5. Unique Attributes Compared to Prior Art
This paradigm-setting dataset offers several advances over predecessors:
- Joint presence of detailed behavior logs, user attribute tables, and full raw video content—datasets in the space typically lack one or more of these dimensions.
- The hierarchical content taxonomy (3-layer, >300 subtypes) enables analytic granularity for genre/topic diversity and filter bubble research.
- Multimodal content (vision, audio, text) is consistently parsed, partitioned, and represented via contemporary neural architectures (ResNet, ViT, modern ASR).
- Technical validation spans not only input data richness and model benchmarks but also sociological phenomena (filter bubbles), establishing not only resource breadth but scientific readiness.
- Privacy and Ethics: Anonymization, opt-in consent, exclusion of minors (<20), and device privacy safeguards. No personally identifiable information is distributed.
- Domain-aligned scale: Approximates industrial datasets in both volume and diversity.
6. Limitations and Access Considerations
While comprehensive, the dataset excludes users under 20 and depends on voluntary participation, potentially biasing toward more privacy-conscious or digitally literate demographics. All data is anonymized, with device identifiers stripped except for model type. Legal and ethical access is orchestrated via informed consent and strict data sharing protocols. Researchers can access the data and code for experimentation, evaluation, and further development through the official repository (https://github.com/tsinghua-fib-lab/ShortVideo_dataset).

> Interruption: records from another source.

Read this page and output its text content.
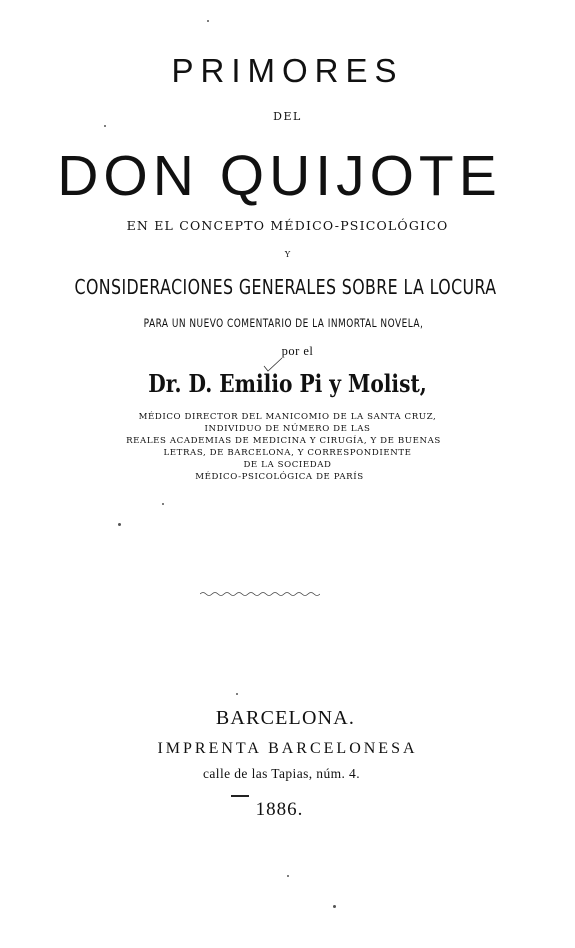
PRIMORES
DEL
DON QUIJOTE
EN EL CONCEPTO MÉDICO-PSICOLÓGICO
Y
CONSIDERACIONES GENERALES SOBRE LA LOCURA
PARA UN NUEVO COMENTARIO DE LA INMORTAL NOVELA,
por el
Dr. D. Emilio Pi y Molist,
MÉDICO DIRECTOR DEL MANICOMIO DE LA SANTA CRUZ,
INDIVIDUO DE NÚMERO DE LAS
REALES ACADEMIAS DE MEDICINA Y CIRUGÍA, Y DE BUENAS
LETRAS, DE BARCELONA, Y CORRESPONDIENTE
DE LA SOCIEDAD
MÉDICO-PSICOLÓGICA DE PARÍS
BARCELONA.
IMPRENTA BARCELONESA
calle de las Tapias, núm. 4.
1886.
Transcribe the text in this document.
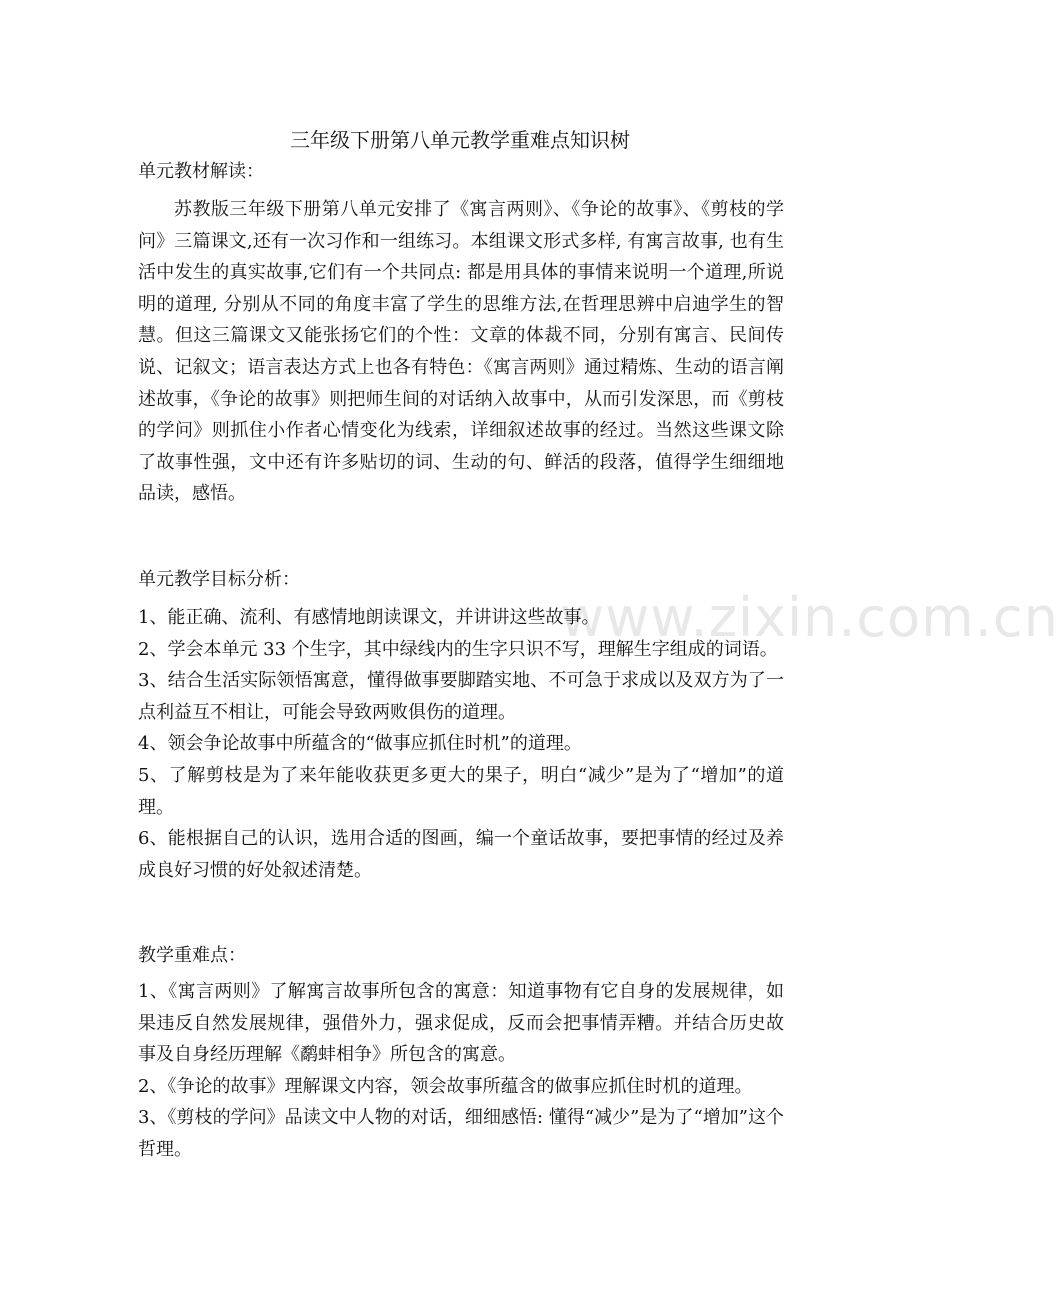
www.zixin.com.cn
三年级下册第八单元教学重难点知识树
单元教材解读：

苏教版三年级下册第八单元安排了《寓言两则》、《争论的故事》、《剪枝的学问》三篇课文,还有一次习作和一组练习。本组课文形式多样, 有寓言故事, 也有生活中发生的真实故事,它们有一个共同点: 都是用具体的事情来说明一个道理,所说明的道理, 分别从不同的角度丰富了学生的思维方法,在哲理思辨中启迪学生的智慧。但这三篇课文又能张扬它们的个性：文章的体裁不同，分别有寓言、民间传说、记叙文；语言表达方式上也各有特色：《寓言两则》通过精炼、生动的语言阐述故事，《争论的故事》则把师生间的对话纳入故事中，从而引发深思，而《剪枝的学问》则抓住小作者心情变化为线索，详细叙述故事的经过。当然这些课文除了故事性强，文中还有许多贴切的词、生动的句、鲜活的段落，值得学生细细地品读，感悟。

单元教学目标分析：

1、能正确、流利、有感情地朗读课文，并讲讲这些故事。

2、学会本单元 33 个生字，其中绿线内的生字只识不写，理解生字组成的词语。

3、结合生活实际领悟寓意，懂得做事要脚踏实地、不可急于求成以及双方为了一点利益互不相让，可能会导致两败俱伤的道理。

4、领会争论故事中所蕴含的“做事应抓住时机”的道理。

5、了解剪枝是为了来年能收获更多更大的果子，明白“减少”是为了“增加”的道理。

6、能根据自己的认识，选用合适的图画，编一个童话故事，要把事情的经过及养成良好习惯的好处叙述清楚。

教学重难点：

1、《寓言两则》了解寓言故事所包含的寓意：知道事物有它自身的发展规律，如果违反自然发展规律，强借外力，强求促成，反而会把事情弄糟。并结合历史故事及自身经历理解《鹬蚌相争》所包含的寓意。

2、《争论的故事》理解课文内容，领会故事所蕴含的做事应抓住时机的道理。

3、《剪枝的学问》品读文中人物的对话，细细感悟: 懂得“减少”是为了“增加”这个哲理。
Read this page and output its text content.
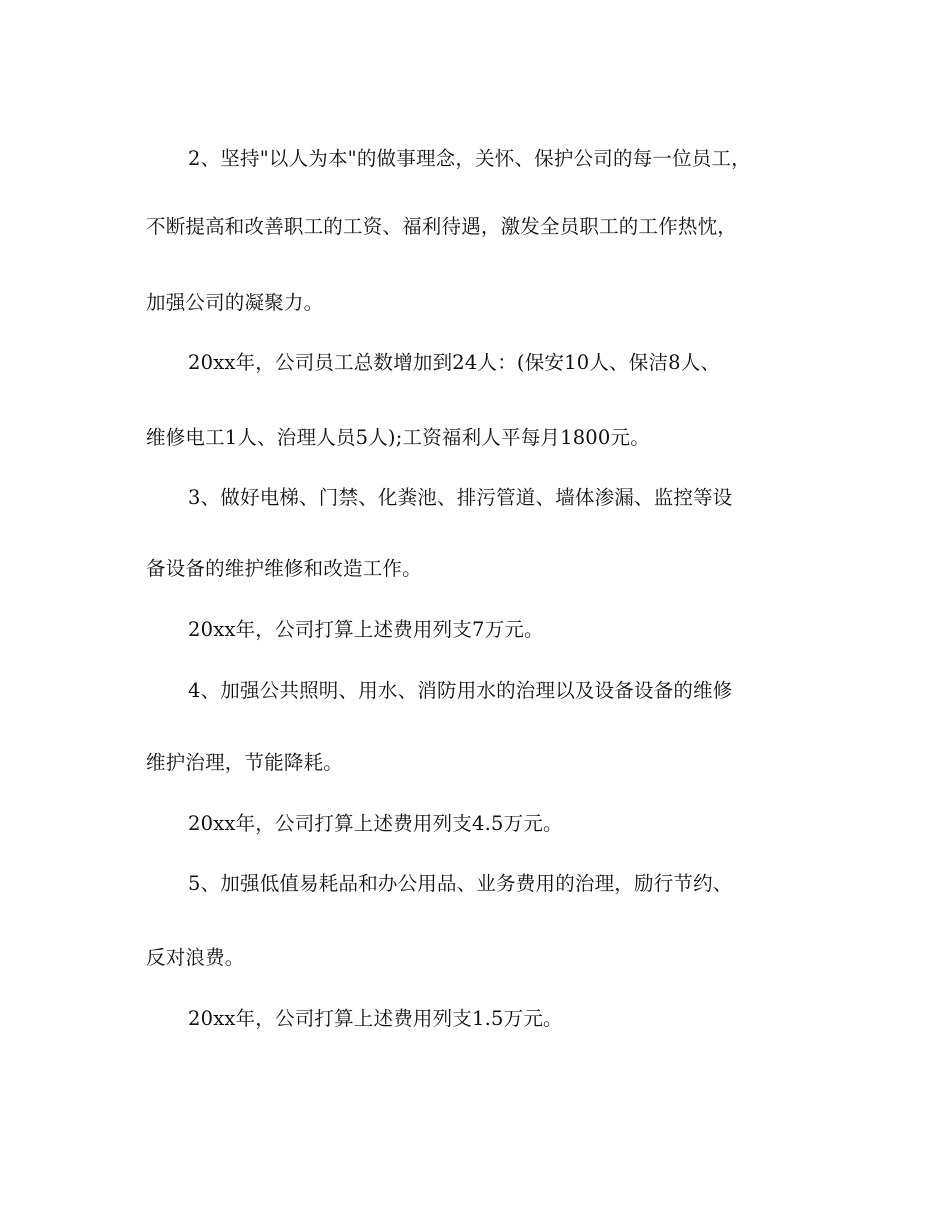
2、坚持"以人为本"的做事理念，关怀、保护公司的每一位员工，
不断提高和改善职工的工资、福利待遇，激发全员职工的工作热忱，
加强公司的凝聚力。
20xx年，公司员工总数增加到24人：(保安10人、保洁8人、
维修电工1人、治理人员5人);工资福利人平每月1800元。
3、做好电梯、门禁、化粪池、排污管道、墙体渗漏、监控等设
备设备的维护维修和改造工作。
20xx年，公司打算上述费用列支7万元。
4、加强公共照明、用水、消防用水的治理以及设备设备的维修
维护治理，节能降耗。
20xx年，公司打算上述费用列支4.5万元。
5、加强低值易耗品和办公用品、业务费用的治理，励行节约、
反对浪费。
20xx年，公司打算上述费用列支1.5万元。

7. Implications and Future Directions
Large-scale, multimodal datasets of this nature catalyze a spectrum of research areas, from recommender system design and user engagement modeling to computational social science and studies of algorithmic influence. The inclusion of high-dimensional user and content attributes, especially in a privacy-centered design, positions these resources as cornerstones for not only AI model development but also for empirical investigation of the societal and behavioral impact of mobile short-video platforms. The technical infrastructure and validation strategies outlined may serve as templates for future dataset creation and evaluation across global social video ecosystems (Shang et al., 9 Feb 2025).